Though he messed about with the details, Curtis, who often spent months with the Indians he photographed, was usually careful to identify their tribe and situation. His notes for the picture entitled "Hopi Girl” in Portraits from North American Indian Life (1972) state: “Soft regular features are characteristic of Hopi young women, and no small part of a mother’s time used to be devoted to dressing the hair of her unmarried daughters. The original style is rapidly being abandoned, and the native one-piece dress here illustrated is seldom seen even at the less advanced of the Hopi pueblos.”3
Curtis clearly had a preference for what he called the “less advanced” Native American people and habitats. His camera dwells lovingly on Geronimo’s head scarf and blanket,4 but the photo was taken the day before the famous Indian was to march in the inaugural parade of President Theodore Roosevelt. The photographer preferred to catch his subjects “in a retrospective mood”5 and sometimes staged their presentation. In one compilation of his photographs, he chose to place “The Vanishing Race—Navaho” first in order to make a point. “The thought which this picture is meant to convey is that the Indians as a race, already shorn of their tribal strength and stripped of their primitive dress, are passing into the darkness of an unknown future. Feeling that the picture expresses so much of the thought that inspired the entire work, [I have] chosen it as the first of the series.”6 By that time the narrative of the vanishing Indian had been around for more than 50 years, with Indian writers both refuting and proclaiming it. Because of its sense of urgency, it inspired activism in some quarters, but it also contributed to a fatalistic belief that Indians would not survive, a belief that has turned out to be seriously misguided.7 Since 1900 Indian numbers have actually increased as native peoples change and adapt to modern conditions.
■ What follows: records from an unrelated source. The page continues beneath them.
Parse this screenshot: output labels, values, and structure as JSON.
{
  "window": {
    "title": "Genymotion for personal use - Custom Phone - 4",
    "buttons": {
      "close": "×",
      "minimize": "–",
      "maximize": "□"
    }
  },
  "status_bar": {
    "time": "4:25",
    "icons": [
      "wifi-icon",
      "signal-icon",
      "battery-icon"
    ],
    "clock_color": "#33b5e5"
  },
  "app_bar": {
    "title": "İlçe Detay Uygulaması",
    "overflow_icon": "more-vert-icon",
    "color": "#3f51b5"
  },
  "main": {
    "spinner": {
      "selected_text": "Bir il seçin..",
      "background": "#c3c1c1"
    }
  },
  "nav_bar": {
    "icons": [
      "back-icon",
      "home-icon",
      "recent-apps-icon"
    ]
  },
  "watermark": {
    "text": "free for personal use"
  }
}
Though Curtis preferred the “primitive,” his photographs have been used to support various stories about Native Americans. In 1971 T. C. McLuhan published Touch the Earth, examples of eloquence from Indian speeches and writings. Accompanying these with Curtis photos, McLuhan’s aim was to bring the wisdom of Native speakers to “the White man.” “We need to establish a right relationship with the land and its resources; otherwise, the destruction of the Indian will be followed by the destruction of nature; and in the destruction of nature will follow the destruction of ourselves."8 These words have great resonance even today, some forty years later. McLuhan ends her introduction by saying: “The pictures in this book were taken by Edward S. Curtis in the early years of this century under the patronage and support of J. Pierpont Morgan and President Roosevelt. Curtis spent many years recording with extraordinary photographic skill a people and a way of life he knew was doomed to extinction."9
And yet, it is important to note that McLuhan’s book also provides a counter-narrative; it too is supported by Curtis’ images. The last section of Touch the Earth—called “If We Surrender, We Die”—includes an extract from Chief Dan George (Salish): “I shall rise again out of the sea; I shall grab the instruments of the white man’s success—his education, his skills, and with these new tools I shall build my race into the proudest segment of your society."10 McLuhan also adds the manifesto of the Indians who occupied the island of Alcatraz in the early 1970s. “We, the native Americans, re-claim the land known as Alcatraz Island in the name of all American Indians by right of discovery."11 On the last page, one of Curtis’ photographs, mistitled “Navaho,” (the correct title is "Out of the Darkness - Navajo"12) shows three Indians on horseback emerging from the shadows. Far from vanishing, they, like the accompanying “Skokomish Woman” and “Nootka Man,” confront us directly, as though to say, we have our own story to tell.
A new edition of Curtis’ work, Sacred Legacy, was published by Simon and Schuster in 2000 with a Forward by Joseph D. Horse Capture, who writes: “In Indian homes all across the country, [Curtis photographs] hang on the walls over fireplaces and dining tables, in living rooms and dens. These priceless images help modern Indian people maintain links with their past.”13 As past, as present, as future--as art (and sometimes as ethnography)—the Curtis photographs are full of meanings. But no one of them sums up all that can be said. It is up to us—all of us, native and non-native alike-- to provide new narratives to explore their force as well as their limitations.